Princess Diana was just 36 years old when she died from injuries suffered in a car crash in Paris, France in August 1997. Prince William was 15 years old at the time, Prince Harry just a 12-year-old boy himself. There is never a good time to lose your mom, but I think 12 and 15 are especially difficult. Not to mention the fact that the boys were expected to grieve for their mother so publicly, walking behind her casket in her funeral procession from Buckingham Palace alongside their father Prince Charles and Princess Diana's brother, Earl Spencer. In 2017 Prince Harry recalled the horror of that moment, telling Newsweek in an interview, "My mother had just died, and I had to walk a long way behind her coffin, surrounded by thousands of people watching me while millions more did on television. I don’t think any child should be asked to do that, under any circumstances."

Now that both Prince William and Prince Harry are fathers themselves, they honor their mother's memory by shielding their children from being exploited in such a terrible way. Prince William's three children with Kate Middleton, 6-year-old Prince George, 4-year-old Princess Charlotte, and 1-year-old Prince Louis are kept out of the public eye as much as possible, according to the UK news website Express, as is Prince Harry's baby boy Archie with wife Meghan Markle. And while both men appear to be devoted fathers, on the anniversary of their mother's death they are merely Diana's sons. The two men reportedly spend the day together at Kensington Palace going over old photos and reliving memories with their mother over lunch or dinner, as a palace insider told MSN:

They talk about the little things about Diana that made them laugh: the ski trips and outings to Thorpe Park [a British amusement park]; the effort she went to on their birthdays — all of it.

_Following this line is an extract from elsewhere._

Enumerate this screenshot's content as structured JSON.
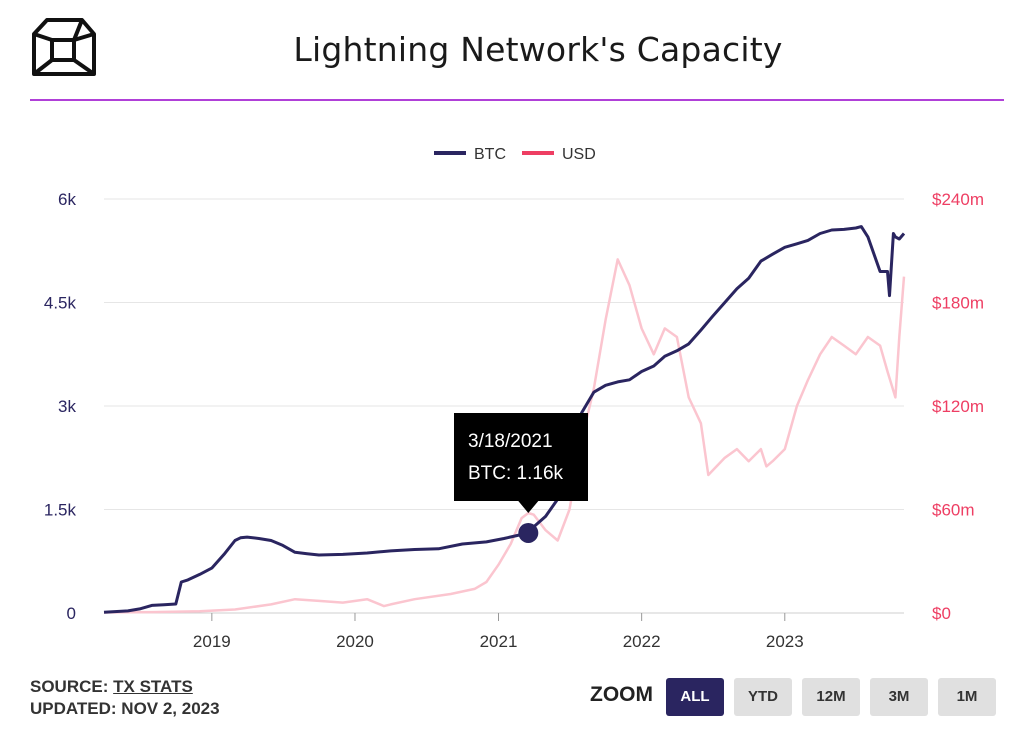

Their wives and children apparently join them later in the day to be a part of the special remembrance. A private remembrance, it's important to note. The rest of the world might share in Prince William and Prince Harry's grief at the loss of Princess Diana, a humanitarian and passionate philanthropist, but it's simply not the same. For those two men, they mourn the loss of their mother, not a famous public figure.

And after what they went through at her funeral, it seems perfectly appropriate for them to mourn in private. Together.